Nøvik Torunn Stene, Hervas Amaia, Ralston Stephen J, Dalsgaard Søren, Rodrigues Pereira Rob, Lorenzo Maria J
Dept. of Child and Adolescent Psychiatry, Buskerud Hospital, 3004, Drammen, Norway.
Eur Child Adolesc Psychiatry. 2006 Dec;15 Suppl 1:I15-24. doi: 10.1007/s00787-006-1003-z.
BACKGROUND: Attention-deficit/hyperactivity disorder (ADHD) in girls in Europe is poorly understood; it is not known whether they exhibit similar symptom patterns or co-existing problems and receive the same type of treatment as boys. OBJECTIVE: To examine gender differences for referral patterns, social demographic factors, ADHD core symptomatology, co-existing health problems, psychosocial functioning and treatment. METHODS: Baseline data from the ADHD Observational Research in Europe (ADORE) study, a 24-month, naturalistic, longitudinal observational study in 10 European countries of children (aged 6-18 years) with hyperactive/inattentive/impulsive symptoms but no previous diagnosis of ADHD, were analysed by gender. RESULTS: Data from 1,478 children were analysed: 231 girls (15.7%) and 1,222 boys (84.3%) (gender data missing for 25 patients).

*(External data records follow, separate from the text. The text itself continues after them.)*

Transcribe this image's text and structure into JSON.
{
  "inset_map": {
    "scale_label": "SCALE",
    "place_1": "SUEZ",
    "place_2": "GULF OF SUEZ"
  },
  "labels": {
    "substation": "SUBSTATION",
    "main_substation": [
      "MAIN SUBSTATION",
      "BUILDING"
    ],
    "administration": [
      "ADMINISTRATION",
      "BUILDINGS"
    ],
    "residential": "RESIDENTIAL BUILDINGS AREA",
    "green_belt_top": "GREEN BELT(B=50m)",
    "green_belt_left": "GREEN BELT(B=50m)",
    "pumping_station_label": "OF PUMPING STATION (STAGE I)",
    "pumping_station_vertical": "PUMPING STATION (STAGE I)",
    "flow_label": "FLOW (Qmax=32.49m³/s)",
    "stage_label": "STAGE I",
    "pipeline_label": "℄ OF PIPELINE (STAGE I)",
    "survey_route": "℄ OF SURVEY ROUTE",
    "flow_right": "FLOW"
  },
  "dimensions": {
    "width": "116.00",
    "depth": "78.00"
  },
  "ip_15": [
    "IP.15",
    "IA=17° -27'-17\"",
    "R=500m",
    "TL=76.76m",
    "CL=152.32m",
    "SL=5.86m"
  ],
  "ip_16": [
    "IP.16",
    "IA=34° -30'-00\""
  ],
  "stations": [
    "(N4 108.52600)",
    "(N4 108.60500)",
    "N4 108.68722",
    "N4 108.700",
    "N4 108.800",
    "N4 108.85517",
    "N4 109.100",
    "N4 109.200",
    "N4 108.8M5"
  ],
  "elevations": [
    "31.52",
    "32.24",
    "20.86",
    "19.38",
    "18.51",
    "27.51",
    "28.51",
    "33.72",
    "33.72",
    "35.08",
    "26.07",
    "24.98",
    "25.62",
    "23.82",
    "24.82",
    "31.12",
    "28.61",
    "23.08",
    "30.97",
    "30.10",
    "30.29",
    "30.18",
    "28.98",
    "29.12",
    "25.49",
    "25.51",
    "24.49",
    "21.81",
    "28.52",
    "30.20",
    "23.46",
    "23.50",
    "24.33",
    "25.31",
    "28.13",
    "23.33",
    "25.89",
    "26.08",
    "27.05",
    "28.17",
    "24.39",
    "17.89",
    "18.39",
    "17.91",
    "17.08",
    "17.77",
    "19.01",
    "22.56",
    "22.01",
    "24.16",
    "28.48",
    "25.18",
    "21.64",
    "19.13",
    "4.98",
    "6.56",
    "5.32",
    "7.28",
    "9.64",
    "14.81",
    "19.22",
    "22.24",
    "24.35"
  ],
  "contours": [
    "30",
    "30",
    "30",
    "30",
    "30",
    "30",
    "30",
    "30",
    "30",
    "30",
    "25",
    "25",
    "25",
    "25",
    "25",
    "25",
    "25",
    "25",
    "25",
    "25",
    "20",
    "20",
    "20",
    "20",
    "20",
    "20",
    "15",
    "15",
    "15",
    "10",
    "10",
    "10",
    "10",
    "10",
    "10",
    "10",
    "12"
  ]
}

Gender ratios (girl:boy) varied by country, ranging from 1:3 to 1:16. Comparisons showed few gender effects in core ADHD symptomatology and clinical correlates of ADHD. Compared with boys, girls had significantly more parent-rated emotional symptoms and prosocial behaviour and were more likely to be the victim of bullying and less likely to be the bully. Girls and boys had similar levels of co-existing psychiatric and physical health problems, and received the same type of treatment. CONCLUSIONS: Fewer girls than boys are referred for ADHD treatment, but they have a similar pattern of impairment and receive similar treatment.
背景:欧洲对女童注意力缺陷多动障碍(ADHD)的了解甚少;尚不清楚她们是否表现出与男童相似的症状模式或并存问题,以及是否接受与男童相同类型的治疗。 目的:研究转诊模式、社会人口统计学因素、ADHD核心症状、并存的健康问题、心理社会功能及治疗方面的性别差异。 方法:对欧洲ADHD观察性研究(ADORE)的基线数据进行性别分析。该研究是一项为期24个月的自然主义纵向观察性研究,在10个欧洲国家对有多动/注意力不集中/冲动症状但既往未诊断为ADHD的6至18岁儿童开展。 结果:分析了1478名儿童的数据:231名女童(15.7%)和1222名男童(84.3%)(25名患者缺失性别数据)。性别比(女童:男童)因国家而异,范围从1:3至1:16。比较显示,在ADHD核心症状及ADHD临床相关因素方面,性别影响较少。与男童相比,女童有更多家长评定的情绪症状和亲社会行为,更有可能成为欺凌的受害者,而不太可能成为欺凌者。女童和男童并存的精神和身体健康问题水平相似,且接受相同类型的治疗。 结论:转诊接受ADHD治疗的女童比男童少,但她们的损害模式相似,且接受相似的治疗。